Ten candidates faced off in the first round of presidential elections on Sunday, April 22, with Socialist Party candidate François Hollande taking the most votes at 28.63 percent of ballots, TF1, the Guardian and the Washington Post reported. Hollande will face off with incumbent President Nicolas Sarkozy, who came in second with 27.18 percent of the votes, on Sunday, May 6. CNN explored what will determine the outcome of the elections and what is at stake, such as the economy and international relations. Following behind the two leaders were National Front contender Marine Le Pen at 17.9 percent, the Leftist Party’s Jean-Luc Mélénchon with 11.11, Modern Democrat François Bayrou at 9.13 and Green candidate Eva Joly at 2.31 percent.
While she did not pass on to the second round of votes, Marine Le Pen of the National Front made headlines on both sides of the Atlantic for her first showing as the far-right candidate after succeeding her father, Jean-Marie Le Pen, as head of the party. Le Pen earned a record 17.9 percent of votes for her party, surpassing the 17.3 percent of votes earned by her father in 2002, when the elder Le Pen moved on to the second round only to meet a considerable defeat by incumbent Jacques Chirac, le Nouvel Observateur and Reuters reported. Unlike leftist candidates who rallied quickly behind François Hollande on Sunday, April 22, Marine Le Pen continued to promote the National Front as the opposition to the political system in France, leaving Nicolas Sarkozy to seek the more than 6 million votes obtained by the far right, according to BBC, TF1 and the Irish Times. Following her strong showing, Le Pen instead bypassed the second round to promote her party in the legislative elections set for June, predicting that the Union for a Popular Movement, the right party of Sarkozy, would implode following the elections, as covered by les Echos and le Monde. L’Express explored how the “anti-system” vote would play out in the second round, concluding that it would be difficult to predict how those against the mainstream would vote (or not vote) in a runoff between two mainstream candidates.

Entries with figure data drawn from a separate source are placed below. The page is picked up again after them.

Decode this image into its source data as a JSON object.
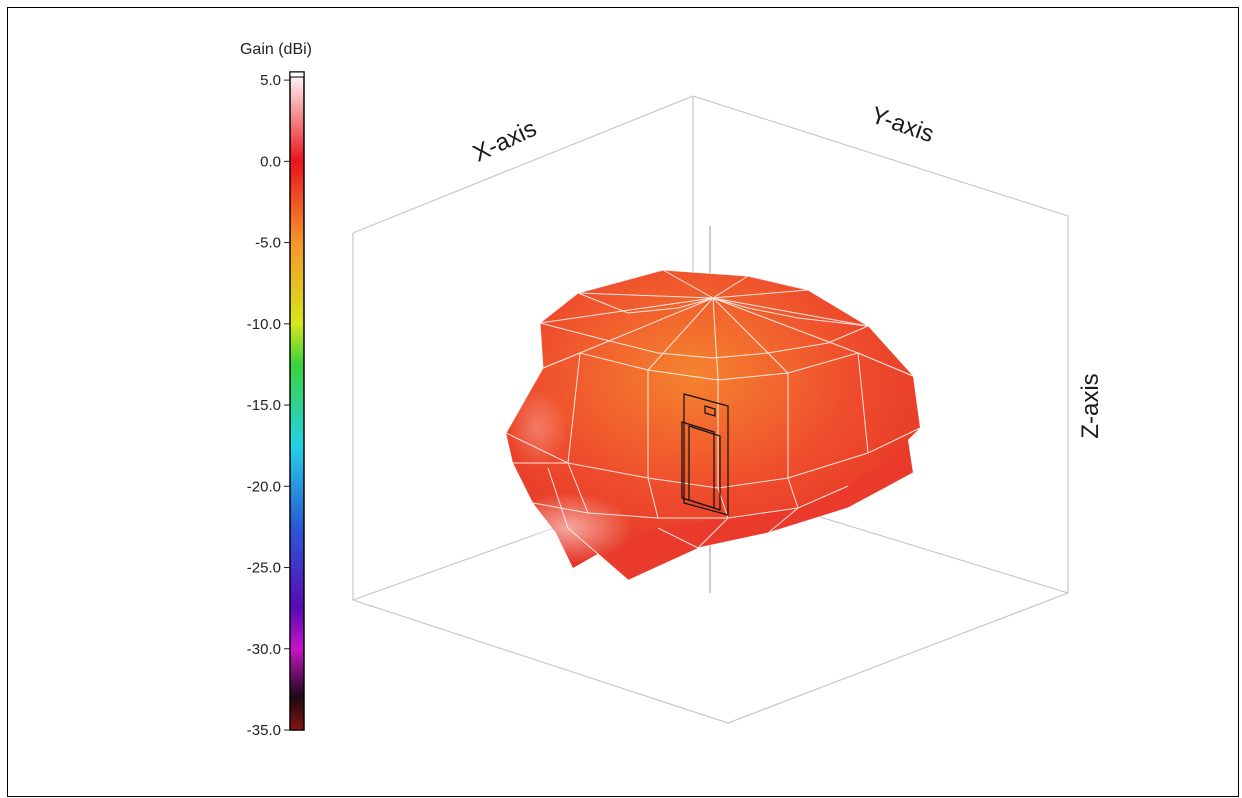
{
  "chart_data": {
    "type": "3d-radiation-pattern",
    "colorbar": {
      "title": "Gain (dBi)",
      "min": -35.0,
      "max": 5.0,
      "ticks": [
        "5.0",
        "0.0",
        "-5.0",
        "-10.0",
        "-15.0",
        "-20.0",
        "-25.0",
        "-30.0",
        "-35.0"
      ],
      "tick_values": [
        5,
        0,
        -5,
        -10,
        -15,
        -20,
        -25,
        -30,
        -35
      ],
      "stops": [
        {
          "value": 5.5,
          "color": "#ffffff"
        },
        {
          "value": 0,
          "color": "#e8141c"
        },
        {
          "value": -5,
          "color": "#f5962a"
        },
        {
          "value": -10,
          "color": "#d6e61c"
        },
        {
          "value": -12.5,
          "color": "#3cd23c"
        },
        {
          "value": -17.5,
          "color": "#23d2e6"
        },
        {
          "value": -22.5,
          "color": "#2a5ad6"
        },
        {
          "value": -27.5,
          "color": "#5a0ab4"
        },
        {
          "value": -30,
          "color": "#c814c8"
        },
        {
          "value": -33,
          "color": "#1a0a14"
        },
        {
          "value": -35,
          "color": "#8a1410"
        }
      ]
    },
    "axes": {
      "x_label": "X-axis",
      "y_label": "Y-axis",
      "z_label": "Z-axis"
    },
    "pattern": {
      "max_gain_dbi": 3.0,
      "min_gain_dbi": -3.0,
      "surface_color": "#f04a2e",
      "mesh_color": "#ffffff"
    }
  }
}
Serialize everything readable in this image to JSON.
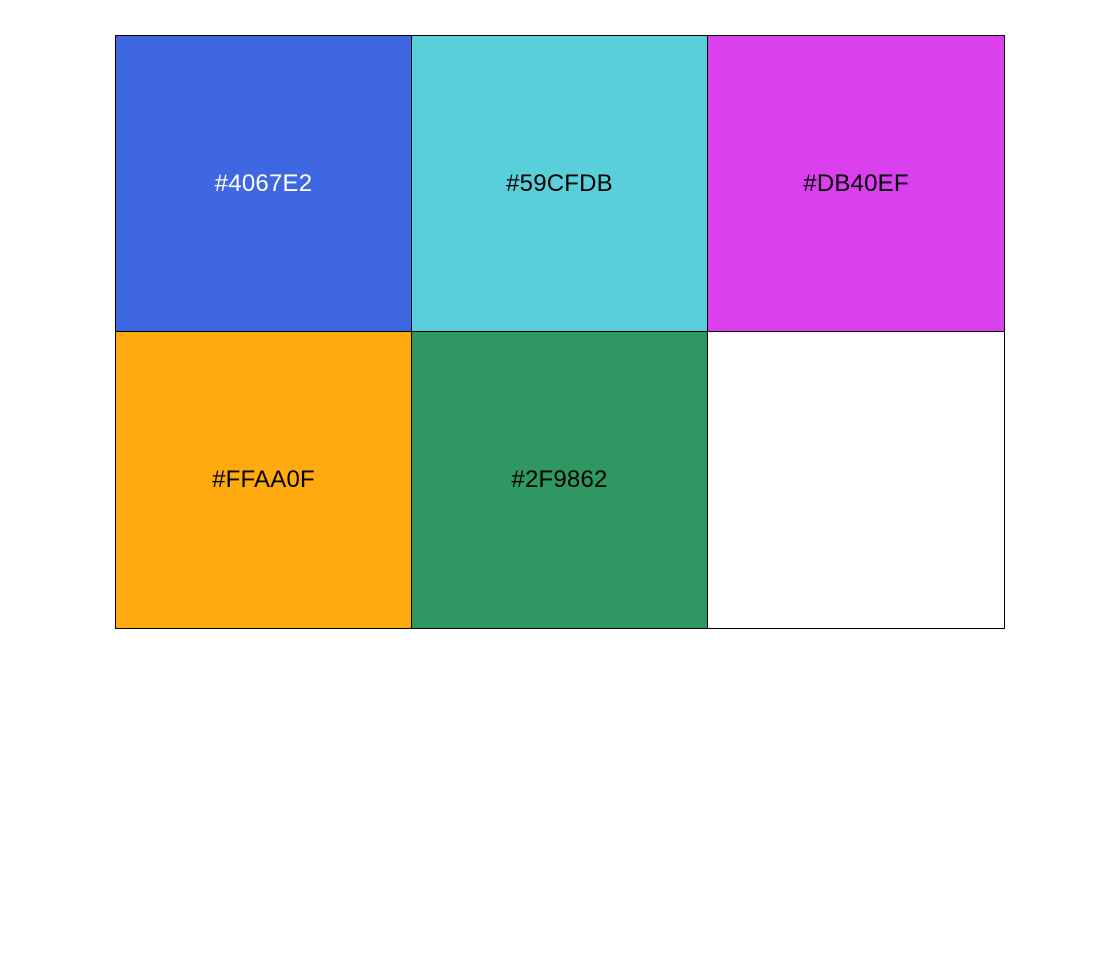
{
  "swatches": [
    {
      "label": "#4067E2",
      "color": "#4067E2",
      "text_color": "#FFFFFF"
    },
    {
      "label": "#59CFDB",
      "color": "#59CFDB",
      "text_color": "#000000"
    },
    {
      "label": "#DB40EF",
      "color": "#DB40EF",
      "text_color": "#000000"
    },
    {
      "label": "#FFAA0F",
      "color": "#FFAA0F",
      "text_color": "#000000"
    },
    {
      "label": "#2F9862",
      "color": "#2F9862",
      "text_color": "#000000"
    },
    {
      "label": "",
      "color": "#FFFFFF",
      "text_color": "#000000"
    }
  ]
}
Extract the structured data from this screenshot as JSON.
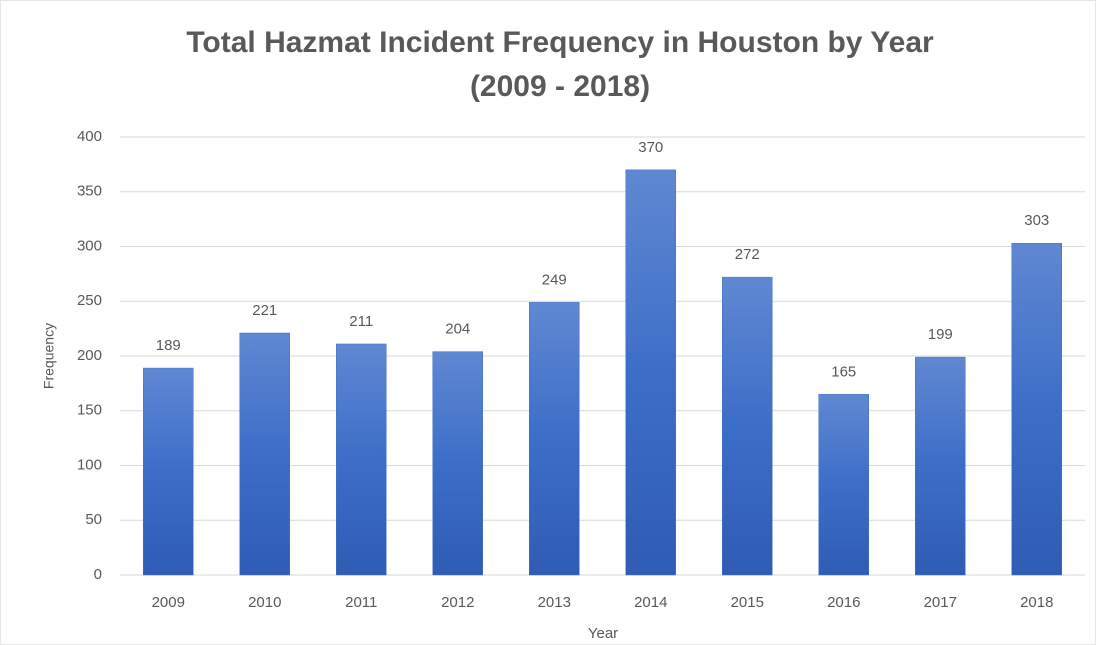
{
  "chart_data": {
    "type": "bar",
    "title": [
      "Total Hazmat Incident Frequency in Houston by Year",
      "(2009 - 2018)"
    ],
    "x_label": "Year",
    "y_label": "Frequency",
    "categories": [
      "2009",
      "2010",
      "2011",
      "2012",
      "2013",
      "2014",
      "2015",
      "2016",
      "2017",
      "2018"
    ],
    "values": [
      189,
      221,
      211,
      204,
      249,
      370,
      272,
      165,
      199,
      303
    ],
    "color": "#4472c4",
    "ylim": [
      0,
      400
    ],
    "yticks": [
      0,
      50,
      100,
      150,
      200,
      250,
      300,
      350,
      400
    ],
    "grid": true
  }
}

French Interior Minister Claude Guéant and his German counterpart, Hans-Peter Friedrich, signed a letter last week requesting that Denmark, current holder of the rotating presidency of the European Union, include the possibility that member states be allowed to implement temporary border controls in the agenda of the next EU meeting scheduled for Thursday, April 26, in Luxembourg, Libération, Reuters and Spiegel reported. The proposed legislation would allow any member nation to impose border controls, normally not allowed between member nations as part of the Schengen Agreement, for a period of 30 days to ward off influxes of illegal immigration, according to the Telegraph and la Croix.

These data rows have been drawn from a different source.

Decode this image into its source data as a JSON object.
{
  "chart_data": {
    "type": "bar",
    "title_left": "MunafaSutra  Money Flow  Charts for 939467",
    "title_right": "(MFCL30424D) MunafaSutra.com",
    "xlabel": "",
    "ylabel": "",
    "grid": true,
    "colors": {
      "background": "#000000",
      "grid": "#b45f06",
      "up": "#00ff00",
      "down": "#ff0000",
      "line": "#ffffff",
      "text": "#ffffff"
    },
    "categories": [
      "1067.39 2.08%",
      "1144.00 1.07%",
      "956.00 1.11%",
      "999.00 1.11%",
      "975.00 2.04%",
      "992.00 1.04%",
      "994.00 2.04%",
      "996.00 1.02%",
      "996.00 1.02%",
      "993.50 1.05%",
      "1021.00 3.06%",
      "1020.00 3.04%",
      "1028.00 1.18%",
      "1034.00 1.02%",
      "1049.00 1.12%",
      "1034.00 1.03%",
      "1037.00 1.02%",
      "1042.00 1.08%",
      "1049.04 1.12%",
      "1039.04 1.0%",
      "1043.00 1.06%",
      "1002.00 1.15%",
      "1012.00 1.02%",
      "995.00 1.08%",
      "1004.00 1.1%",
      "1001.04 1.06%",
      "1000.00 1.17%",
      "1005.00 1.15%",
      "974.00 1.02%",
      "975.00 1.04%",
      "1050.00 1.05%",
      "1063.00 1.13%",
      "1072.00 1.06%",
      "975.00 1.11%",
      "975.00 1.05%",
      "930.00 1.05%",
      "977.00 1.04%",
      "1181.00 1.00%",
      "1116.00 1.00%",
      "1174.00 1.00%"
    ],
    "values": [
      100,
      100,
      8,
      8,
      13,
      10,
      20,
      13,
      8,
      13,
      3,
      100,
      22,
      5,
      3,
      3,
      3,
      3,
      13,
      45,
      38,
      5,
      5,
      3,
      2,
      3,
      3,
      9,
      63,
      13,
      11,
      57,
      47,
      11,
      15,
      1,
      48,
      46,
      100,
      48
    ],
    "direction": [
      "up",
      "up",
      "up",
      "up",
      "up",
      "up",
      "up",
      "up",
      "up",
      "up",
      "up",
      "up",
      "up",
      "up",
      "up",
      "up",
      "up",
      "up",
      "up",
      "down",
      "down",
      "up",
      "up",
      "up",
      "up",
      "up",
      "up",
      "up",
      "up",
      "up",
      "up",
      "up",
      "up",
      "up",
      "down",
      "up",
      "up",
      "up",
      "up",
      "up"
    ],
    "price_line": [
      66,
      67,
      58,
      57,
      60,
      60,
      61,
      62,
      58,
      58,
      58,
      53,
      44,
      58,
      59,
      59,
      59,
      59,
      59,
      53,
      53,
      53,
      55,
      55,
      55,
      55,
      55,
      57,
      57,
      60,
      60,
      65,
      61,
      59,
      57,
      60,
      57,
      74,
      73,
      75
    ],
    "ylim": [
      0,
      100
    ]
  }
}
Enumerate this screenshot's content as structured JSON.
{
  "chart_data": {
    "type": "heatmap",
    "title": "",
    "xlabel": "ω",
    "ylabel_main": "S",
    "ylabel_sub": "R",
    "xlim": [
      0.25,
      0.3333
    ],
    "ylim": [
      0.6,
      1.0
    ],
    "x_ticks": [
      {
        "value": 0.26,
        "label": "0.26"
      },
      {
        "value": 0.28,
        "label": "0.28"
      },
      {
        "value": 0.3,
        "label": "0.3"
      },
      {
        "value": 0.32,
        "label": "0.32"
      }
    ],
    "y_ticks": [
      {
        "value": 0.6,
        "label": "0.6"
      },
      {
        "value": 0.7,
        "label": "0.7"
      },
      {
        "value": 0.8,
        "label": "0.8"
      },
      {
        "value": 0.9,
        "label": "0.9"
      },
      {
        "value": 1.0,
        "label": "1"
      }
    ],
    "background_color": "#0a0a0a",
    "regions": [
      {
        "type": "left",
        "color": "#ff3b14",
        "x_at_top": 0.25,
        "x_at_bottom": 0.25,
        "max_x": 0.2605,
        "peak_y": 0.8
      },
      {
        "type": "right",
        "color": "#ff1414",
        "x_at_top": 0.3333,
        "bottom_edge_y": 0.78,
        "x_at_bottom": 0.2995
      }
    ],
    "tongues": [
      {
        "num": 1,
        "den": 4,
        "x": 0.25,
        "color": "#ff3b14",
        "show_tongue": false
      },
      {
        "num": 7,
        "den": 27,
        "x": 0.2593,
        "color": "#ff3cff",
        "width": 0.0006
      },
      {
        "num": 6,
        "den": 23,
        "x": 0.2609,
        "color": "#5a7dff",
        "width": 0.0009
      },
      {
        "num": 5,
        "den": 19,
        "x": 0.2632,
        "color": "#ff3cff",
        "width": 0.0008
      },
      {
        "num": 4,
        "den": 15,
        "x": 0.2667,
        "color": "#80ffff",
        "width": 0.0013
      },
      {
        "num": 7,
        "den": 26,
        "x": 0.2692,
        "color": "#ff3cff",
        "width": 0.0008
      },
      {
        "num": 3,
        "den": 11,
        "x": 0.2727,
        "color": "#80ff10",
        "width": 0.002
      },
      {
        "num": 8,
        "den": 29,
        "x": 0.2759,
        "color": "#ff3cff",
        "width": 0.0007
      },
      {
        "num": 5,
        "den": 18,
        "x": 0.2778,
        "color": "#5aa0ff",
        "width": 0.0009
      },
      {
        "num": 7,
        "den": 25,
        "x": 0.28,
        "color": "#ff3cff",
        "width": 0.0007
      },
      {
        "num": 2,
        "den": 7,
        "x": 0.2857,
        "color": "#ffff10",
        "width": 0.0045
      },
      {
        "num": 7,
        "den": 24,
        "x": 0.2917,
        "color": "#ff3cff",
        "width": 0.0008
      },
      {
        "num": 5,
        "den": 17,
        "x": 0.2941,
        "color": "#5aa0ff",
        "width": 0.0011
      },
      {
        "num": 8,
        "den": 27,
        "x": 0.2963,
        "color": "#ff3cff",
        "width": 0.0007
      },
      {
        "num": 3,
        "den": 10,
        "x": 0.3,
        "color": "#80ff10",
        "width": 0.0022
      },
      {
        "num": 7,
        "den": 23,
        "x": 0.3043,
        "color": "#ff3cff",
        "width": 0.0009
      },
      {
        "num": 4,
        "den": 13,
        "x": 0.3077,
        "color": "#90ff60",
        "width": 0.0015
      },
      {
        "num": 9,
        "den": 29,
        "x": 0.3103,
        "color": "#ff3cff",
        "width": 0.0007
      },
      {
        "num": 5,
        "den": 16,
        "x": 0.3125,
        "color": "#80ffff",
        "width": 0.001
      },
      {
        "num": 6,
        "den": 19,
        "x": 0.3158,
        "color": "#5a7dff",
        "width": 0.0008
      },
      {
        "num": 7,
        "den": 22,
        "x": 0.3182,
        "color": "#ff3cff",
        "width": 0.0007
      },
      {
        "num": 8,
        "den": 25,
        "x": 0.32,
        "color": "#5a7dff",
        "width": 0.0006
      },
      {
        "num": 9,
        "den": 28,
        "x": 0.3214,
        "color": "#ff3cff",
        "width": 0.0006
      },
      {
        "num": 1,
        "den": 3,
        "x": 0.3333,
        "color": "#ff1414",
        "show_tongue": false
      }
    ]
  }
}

The Ministry of Sustainable Development and Transportation announced on Monday, April 23, that gas prices in France had fallen for the first time since January, as the most used gasoline dropped from €1.4362 to €1.4295 per liter from the previous weekly report, Europe 1 and le Parisien reported. The news came as the head of CPSSP, France’s emergency oil stock agency, said on Monday, April 23, that France was looking to buy 115,000 cubic meters of crude oil to build up reserves as part of a strategy being discussed by France, Britain and the United States to ward off perpetually rising oil prices in each of those nations, according to Reuters.